Amaçlarının gençleri bilime yönlendirmek olduğuna dikkat çeken OMÜ Rektör Yardımcısı Prof. Dr. Çetin Kurnaz, "Başvuruların 11 bin 145’i devlet, 2 bin 773’ü ise özel okullardan yapılmıştır. Projelerde vazife alan öğrenci sayısı ise tam 20 bin 726’dır. 11 bin 406 kız ve 9 bin 320 erkek öğrencimiz, ferdî ya da grup halinde hazırladıkları projelerle bu serüvene katkı sunmuştur. Bugün burada, titiz bir ön kıymetlendirme sürecinden muvaffakiyetle geçerek 10 farklı alandan seçilmiş 100 projenin sahibi öğrenci ve onları büyük bir özveriyle yönlendiren danışman öğretmenlerimizle birlikteyiz. Bugün burada sergilenen projeler, sadece bir yarış eseri değil; merakın, emeğin ve bilime duyulan ilginin somut birer yansımasıdır. Şunu gönül rahatlığıyla söz edebilirim ki bu müsabakanın kaybedeni yoktur. Sizler bugün burada olmakla esasen kazandınız. Sizler, düşünerek, araştırarak ve üreterek çoktan değerli bir muvaffakiyete imza attınız. Her bir projeniz, geleceğe tutulan bir ışıktır. İnanıyorum ki bu başlangıç, ilerleyen yıllarda daha büyük başarılara ve çok daha etkileyici çalışmalara yer hazırlayacaktır. Hepinizi gönülden kutluyor, muvaffakiyetlerinizin daim olmasını diliyor; hepinizi hürmet ve sevgiyle selamlıyorum" dedi.

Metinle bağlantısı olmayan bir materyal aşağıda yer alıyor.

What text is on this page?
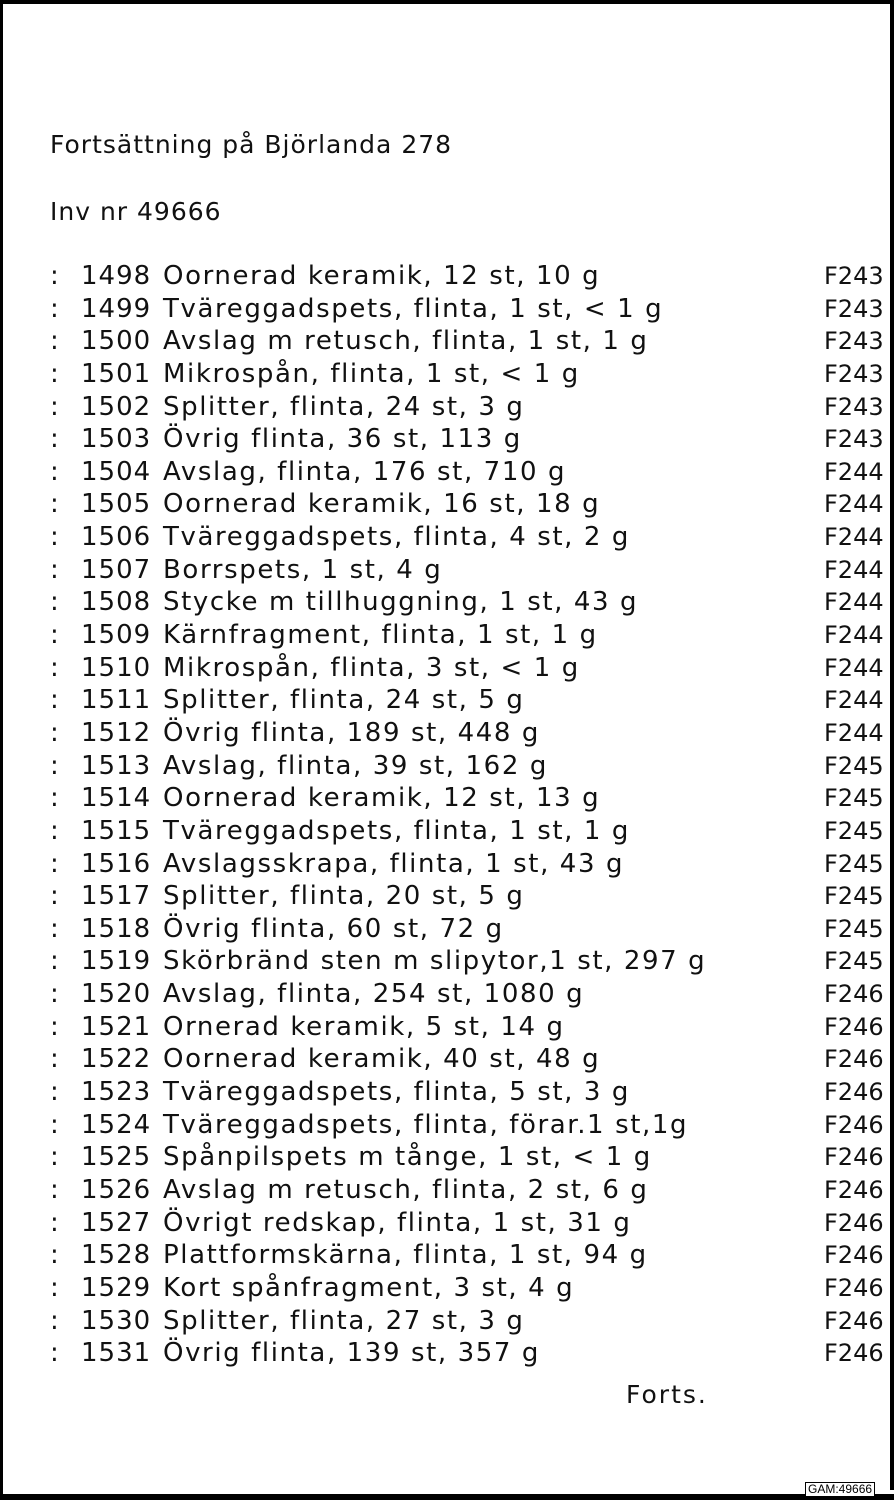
Fortsättning på Björlanda 278
Inv nr 49666
: 1498 Oornerad keramik, 12 st, 10 g	F243
: 1499 Tväreggadspets, flinta, 1 st, < 1 g	F243
: 1500 Avslag m retusch, flinta, 1 st, 1 g	F243
: 1501 Mikrospån, flinta, 1 st, < 1 g	F243
: 1502 Splitter, flinta, 24 st, 3 g	F243
: 1503 Övrig flinta, 36 st, 113 g	F243
: 1504 Avslag, flinta, 176 st, 710 g	F244
: 1505 Oornerad keramik, 16 st, 18 g	F244
: 1506 Tväreggadspets, flinta, 4 st, 2 g	F244
: 1507 Borrspets, 1 st, 4 g	F244
: 1508 Stycke m tillhuggning, 1 st, 43 g	F244
: 1509 Kärnfragment, flinta, 1 st, 1 g	F244
: 1510 Mikrospån, flinta, 3 st, < 1 g	F244
: 1511 Splitter, flinta, 24 st, 5 g	F244
: 1512 Övrig flinta, 189 st, 448 g	F244
: 1513 Avslag, flinta, 39 st, 162 g	F245
: 1514 Oornerad keramik, 12 st, 13 g	F245
: 1515 Tväreggadspets, flinta, 1 st, 1 g	F245
: 1516 Avslagsskrapa, flinta, 1 st, 43 g	F245
: 1517 Splitter, flinta, 20 st, 5 g	F245
: 1518 Övrig flinta, 60 st, 72 g	F245
: 1519 Skörbränd sten m slipytor,1 st, 297 g	F245
: 1520 Avslag, flinta, 254 st, 1080 g	F246
: 1521 Ornerad keramik, 5 st, 14 g	F246
: 1522 Oornerad keramik, 40 st, 48 g	F246
: 1523 Tväreggadspets, flinta, 5 st, 3 g	F246
: 1524 Tväreggadspets, flinta, förar.1 st,1g	F246
: 1525 Spånpilspets m tånge, 1 st, < 1 g	F246
: 1526 Avslag m retusch, flinta, 2 st, 6 g	F246
: 1527 Övrigt redskap, flinta, 1 st, 31 g	F246
: 1528 Plattformskärna, flinta, 1 st, 94 g	F246
: 1529 Kort spånfragment, 3 st, 4 g	F246
: 1530 Splitter, flinta, 27 st, 3 g	F246
: 1531 Övrig flinta, 139 st, 357 g	F246
Forts.
GAM:49666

Prof. Dr. Topçu: "Projenin amacı, 21. yüzyıl maharetlerine sahip bireylerin yetişmesini sağlamak"
OMÜ Mühendislik Fakültesi Dekanı ve TÜBİTAK Proje Yarışları Samsun Bölge Koordinatörü Prof. Dr. Yıldıray Topcu ise "Yarışmanın 19. yılında, bölgemizde 10 farklı alanda; biyoloji 352, coğrafya 132, kıymetler eğitimi 372, fizik 138, kimya 99, matematik 291, tarih 121, teknolojik tasarım 409, Türkçe 210, yazılım 126 olmak üzere toplam 2 bin 250; Türkiye genelinde ise 13 bin 918 proje başvurusu yapılmıştır. Bu projeler 9 bin 320 erkek ve 11.406 kız öğrenci olmak üzere toplam 20 bin 726 öğrencimizin ve danışman öğretmenlerinin emeğiyle hazırlanmıştır. Samsun bölgesi, proje müracaat sayıları açısından 12 bölge ortasında 2. sırada yer almıştır. Bölgemizi oluşturan vilayetlerden Ordu bin 34 proje müracaatıyla Türkiye genelinde 3., Samsun ise 737 proje müracaatıyla Türkiye genelinde 5. vilayet olmuştur. Projelerin ön inceleme ve ön kıymetlendirme kademelerinde 29 farklı üniversiteden, 118 öğretim üyesi misyon almıştır. Her bir proje kendi alanındaki üç heyet üyesi tarafından değerlendirilmiştir. TÜBİTAK’ın düzenlemiş olduğu bu proje yarışlarının temel gayesi, gençlerimizi düşünmeye, müşahede yapmaya, merak etmeye, merak ettiklerini araştırmaya teşvik ederek gelecekte karşılaşacakları sorunlara tahliller üretebilen, 21. yüzyıl hünerlerine sahip bireylerin yetişmesini sağlamaktır. Yarış sonunda verilen mükafatlar, bu sürecin emeli değil, gençlerimizi bilimsel çalışma yapmaya motive eden bir araçtır. En kıymetli ödül, öğrenci ve danışman öğretmenlerimizin proje sürecindeki kazanımlarıdır" diye konuştu.
Proje kapsamında çalışmaları sergilenen öğrenciler, ziyaretçilere projeleri hakkında bilgi verirken, müsabakanın kendileri ve iştirakçiler açısından hem eğitici hem de eğlenceli bir aktiviteye dönüştüğüne dikkat çektiler.
29 farklı üniversiteden, 118 öğretim üyesinin vazife alarak sergilenmeye uygun gördüğü projeleri belirlediği stant, 10 Nisan’a kadar ziyaret edilebilecek. Stant açılışına Vilayet Ulusal Eğitim Müdürü Dr. Murat Ağar da katıldı.

Yorum Yaz

Gönderdiğiniz yorum moderasyon ekibi tarafından incelendikten sonra yayınlanacaktır.